- Beras Minang

Catatan Thamrin Dahlan
Sabtu 6 Februari 2021 kemarin menemani istri belanja. Belanja bulanan di kedai Madura. Inilah pekerjaan rutin sambil olahraga pagi.
Rute perjalanan kali ini melintas di kampong bojong. Rute biasa Boulevard Perumahan Bumi Harapan Permai (BHP) ditutup sementara terkait corona.
Melewati lampong padat sembari menyapa dan sedekah ke Nenek Ipah dan Mbah Madiun.
Tambah tenaga kami mampir sejenak untuk sarapan di kedai Uni Padang. Ketupat sayur si Uni terasa banget minang nya. Jadi langganan dan pilihan utama bersebab ketupat tidak di bungkus plastik.
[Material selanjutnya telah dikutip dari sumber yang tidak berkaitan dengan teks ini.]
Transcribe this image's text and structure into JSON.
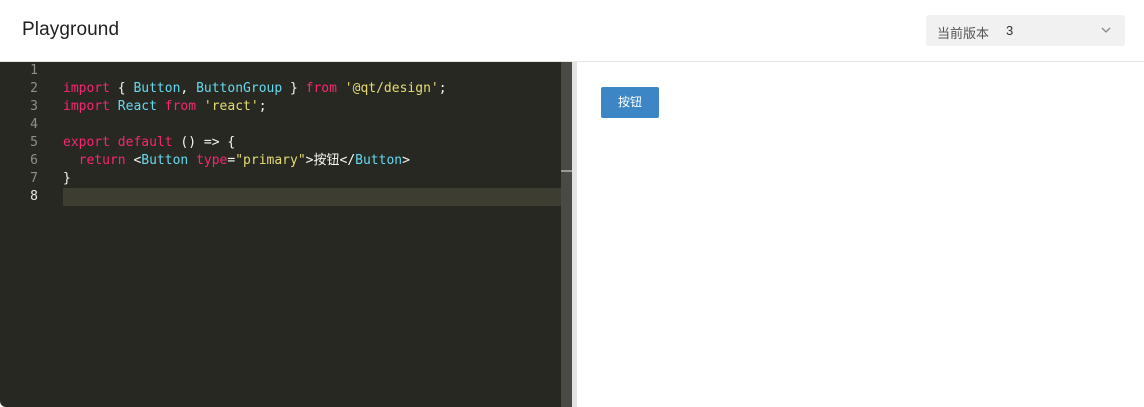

Lanjutkan perjalanan. Kawasan dukuh kampong sebelah BHP tidak ditutup. Tampak penjual dan pembeli meramaikan akhir pekan. Alhamdulillah saudara kita semua memakai masker.

Tiba di kedai madura. Sambil menunggu istri belanja kebutuhan sehari hari awak tertarik membuat video beras.
Ini hasilnya. Memang di rekam tanpa suara. Maksudnya agar narasi berguna. Sobat bisa menyaksikan segala macam beras. Masing masing ada harga diletakan pada baskom hijau.
Harga beras beragam sesuai tingkat kualitas si beras. Keluarga kami memilih beras minang. Inilah mungkin salah satu bukti cinta kampong halaman.
Tadinya mau membeli bareh solok nan terkenal enak itu sampai didendangkan Uni Elly Kasim.
“Beras minang saja”
kata Istri tercinta yang berulang Tahun 7 Februari.